Heated rival­ries for pol­lin­at­ors among arc­tic plants

Insect pollination is as important to Arctic plants as it is to plants further south. When flowers abound, the plants have to compete for pollinators. Researchers at the University of Helsinki reveal that higher temperatures cause the flowering periods of different plant species to pile up in time. As a consequence, climate change may affect the competitive relationships of plants.

The most attractive plant species steal the majority of pollinators, making other plants flowering at the same time suffer from poorer pollination.

“Most flowering plants are dependent on the pollination services provided by insects. Thus, plants need to time their flowering to periods of maximal pollinator abundances. On the other hand, plant species compete with each other for pollination. Thus, plant species flowering at the same time can affect each other’s pollination success. Temperature is one of the most important environmental determinants of the onset of flowering. As the climate warms, plant species change their flowering periods, thereby changing their competition for pollinators,” explains Mikko Tiusanen, researcher at the Faculty of Agriculture and Forestry, University of Helsinki, and lead scientist behind the study.

Avens is pop­u­lar with pol­lin­at­ors – and com­pet­i­tion is fierce


“We have been studying the relationship between plants and pollinators in North East Greenland, where the climate is warming twice as fast as the global average. The most common flowering plant in this region is Avens, a widespread and abundant flowering species. The shape of an Avens’ flower is an open, white cup of nectar, irresistibly attractive to any pollinators around. In our comparisons, Avens was found to attract many more visitors than other plant species. When in bloom, it thus monopolizes insect pollination services at the expense of other plants in flower,” says Tiusanen.

By studying the timing of flowering of different plant species under different environmental conditions, the researchers found that higher temperatures caused the flowering periods of different plant species to contract. In particular, the flowering of the Moss Campion advanced relative to the flowering of Avens.
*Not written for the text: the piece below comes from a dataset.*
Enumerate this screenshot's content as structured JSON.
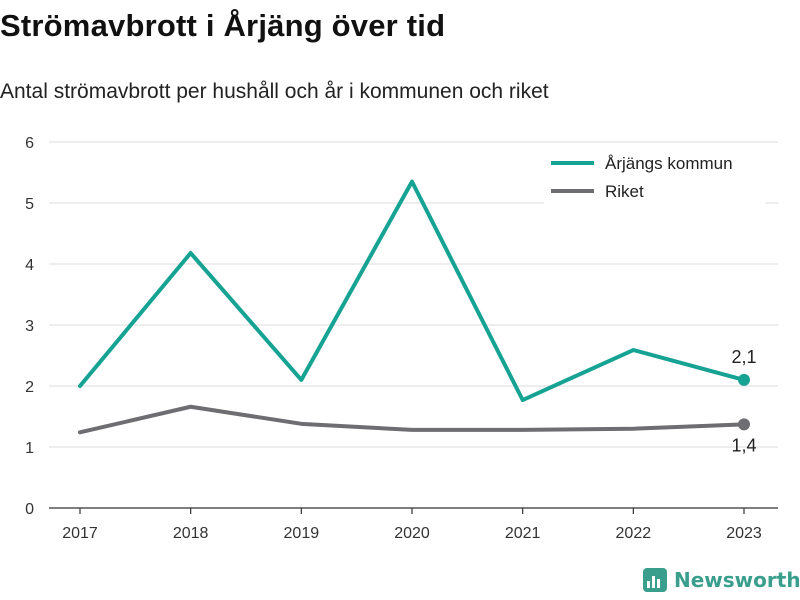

This affects the competition between the two species, since the flowering of Avens is directly reflected in how many insects carry Campion pollen: with more Avens in bloom, fewer insects carried the pollen of the Campion.

Global warming may thus affect competition between plant species for pollination services, thereby changing interactions between species. For example, overlap in flowering between a plant species and a more attractive competitor reduces pollination and may impair the species’ chances of survival in the long run. This is likely to be a particular threat to rare plant species, as well as to flower species less attractive to insects, scientists speculate.

“To me, the Arctic represents a planetary research laboratory for studies of climate change,” says Tomas Roslin, director of the research group spanning the University of Helsinki and the Swedish University of Agricultural Sciences (SLU). “The climate of this region is now changing twice as fast as the global average. What this means is that what happens in the Arctic today may later occur in the rest of the world. At the same time, relatively low species richness in the Arctic allows us to resolve their interactions in great detail. But scientific reasons are only half the arctic appeal. Northeast Greenland is one of the most beautiful areas in the world, and at the same time one of the largest uninhabited areas in the world. When studying insects here, you may even run into a polar bear. Such a combination keeps the researchers alert and awake.”

The study will be published on September 11 in the prestigious journal Global Change Biology. On the same day, two different articles with results from the same research group are published in the same journal. The work reflects the fruits of more than ten summers spent in the Arctic by the Spatial Foodweb Ecology Group of the University of Helsinki and the Swedish University of Agricultural Sciences (SLU, Uppsala).